In my last post I referred to an email from Donna Barber, the office manager at the Acres of Hope office in Wisconsin. She just returned from Liberia and has a lot of stories to share about her trip. She wanted to explain to the waiting families why there is such an unpredictable wait, so she shared some stories of her trip to help families better understand. I asked her if I could post this email from her, because I think it offers a really unique perspective to the whole process, and also a good explanation of why I don't have a really clear timeline for our adoption. It is totally unpredictable.
Here's Donna's email:
While I was in Liberia the last week; over half of our staff was thrown in jail for child trafficking. Right out of the blue. What led to this? Well AOH took in a 6mo baby who was very sick and tried to help him. He was immediately admitted into a hospital. Unfortunately they could not save him. So AOH called the father and explained to him what happened. We did not at that moment yet have the death certificate or the medical report so the father immediately assumed we had sold the baby. After all we didn't have a body. (You have to bury dead bodies immediately due to the heat there) So he went to one of the embassy's there and told them we had sold his baby and couldn't show proof of him so that embassy called the police and a few hours later- they were all in jail. Mind you no one came and asked about the situation. Even they just assumed the father was telling the truth. This is why Adoption education is SO important as well.

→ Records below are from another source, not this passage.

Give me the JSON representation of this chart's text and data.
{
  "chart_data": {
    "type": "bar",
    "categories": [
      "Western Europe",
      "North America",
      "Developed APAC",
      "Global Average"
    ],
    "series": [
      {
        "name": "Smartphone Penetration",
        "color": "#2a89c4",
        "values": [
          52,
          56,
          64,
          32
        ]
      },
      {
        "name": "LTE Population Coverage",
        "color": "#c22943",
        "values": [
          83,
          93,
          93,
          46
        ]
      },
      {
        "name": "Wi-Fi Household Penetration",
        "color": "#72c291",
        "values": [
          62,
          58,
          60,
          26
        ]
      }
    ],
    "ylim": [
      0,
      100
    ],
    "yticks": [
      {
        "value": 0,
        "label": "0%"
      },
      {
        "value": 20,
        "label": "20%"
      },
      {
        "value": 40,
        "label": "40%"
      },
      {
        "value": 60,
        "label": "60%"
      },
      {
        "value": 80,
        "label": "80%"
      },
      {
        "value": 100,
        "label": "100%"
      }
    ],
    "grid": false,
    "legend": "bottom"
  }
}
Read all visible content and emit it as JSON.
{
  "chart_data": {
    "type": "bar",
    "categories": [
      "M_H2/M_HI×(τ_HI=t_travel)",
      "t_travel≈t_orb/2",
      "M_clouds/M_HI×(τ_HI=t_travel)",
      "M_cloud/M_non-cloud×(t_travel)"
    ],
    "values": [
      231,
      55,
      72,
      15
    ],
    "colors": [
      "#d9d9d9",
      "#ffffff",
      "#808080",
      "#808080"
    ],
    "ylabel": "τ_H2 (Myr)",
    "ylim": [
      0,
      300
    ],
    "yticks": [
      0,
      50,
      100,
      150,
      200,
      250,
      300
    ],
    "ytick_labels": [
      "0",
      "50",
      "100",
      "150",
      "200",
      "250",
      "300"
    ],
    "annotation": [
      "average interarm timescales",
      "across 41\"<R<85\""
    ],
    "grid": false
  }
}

So the country director had to go down to the jail that night and pay to get his staff out of jail. They went to court the next day and provided the necessary documents. Needless to say you had to be there to believe it. We were all shocked.(although we shouldn't have been- this is Liberia after all) There is still a few loose ends with this and it cost us several days work to clear it up. That is why nothing happened on adoptions those days.
Then there were a few days where I spent all day with some of the staff just trying to get very sick girls into a hospital that would and could treat them. We would get home at 10:30 at night. Could you imagine it taking all day just to get your child to a hospital and get some treatment? This is why adoptions didn't happen those days.
Then there is the internet- why cant we get info and pics when one requests them. Well most of the time I was there the internet that AOH paid 2,000 to have in their office worked maybe 1/4 of the time and it was slow. And sending a picture? Well that was down right LOOOONG. It took all night to send a family their adoption documents. There are 12 pages. Who stayed up most of the night sending them? The country director did and he needs to be in court the next day representing parents for their adoptions. How about getting a medical? Those take even longer to get if we need to provide one for a family who is adoption a special needs. It can take up to 2 months to get a doctor to release what we need.
And then there is the investigations into the children in order for them to be available for adoption. So many times we make a referral and the parents change their mind or their story. What can we do to protect the adoptive parents? We do more extensive investigations. These take much longer and more visits. So If a family has to wait longer for their referral; it is with good reason. Some of you can attest to what it is like to lose a referral. It is devastating to a family. We won't be able to prevent them all but it should help cut down on some.
We are told daily that our passports will be out just to find out at the very end of the day that there will be no passports and the reason is usually quite lame. Appointments are tough. When I have an appointment a 3:00; I am pretty sure I will have that meeting at 3:00. Not so there. You may have a meeting at 3:00 but it could be 5, or 6, or not at all. And you find this out after you guess what - Wait!
It is also getting harder to get an embassy appointment at the drop of a hat. They are busier too, so when a family ask - how come I don't have an appointment sooner and why can't I travel now? It is because many times we can't get you in right away. We are at the mercy of the embassy and what they allow. We don't control this.
I must say that each time i go to Liberia- I learn many more things.I was very impressed with office staff and how they run their different departments. And AOH just hired on full time a nurse from India who is just wonderful! I can't say enough about her. The kids will be benefiting greatly from having a nurse available to us all the time. Not to mention that we have another nurse coming on staff in a couple of months from the states.
AOH just bought a new building just down the street from our offices now that will be the new guest housing for when families come. We have appreciated the Sheppard's opening their home to families but it is trying at times to have guest just about every week in your home. ( Anyone here do that on a regular basis?) We also have many wonderful foster families helping out with the newborns who are doing a great job. All this is what your adoption funds are paying for. People have asked- what is the difference between AOH and other agencies? What I have listed is it. This is not the norm for agencies in Liberia and as always AOH is paving the way to set the standards by which adoptions should be handled. Especially in a country where they are still learning about adoption and its benefits.I hope I have not offended anyone by this email or feel that I was in judgement to you. I thought it would be helpful to info what I have learned and hope this helps you with the wait process and understanding why it is what it is. And as always- when I ask Patty why it is the way it is in Liberia; she responds: "who knows why it is- this is Liberia after all!" Right!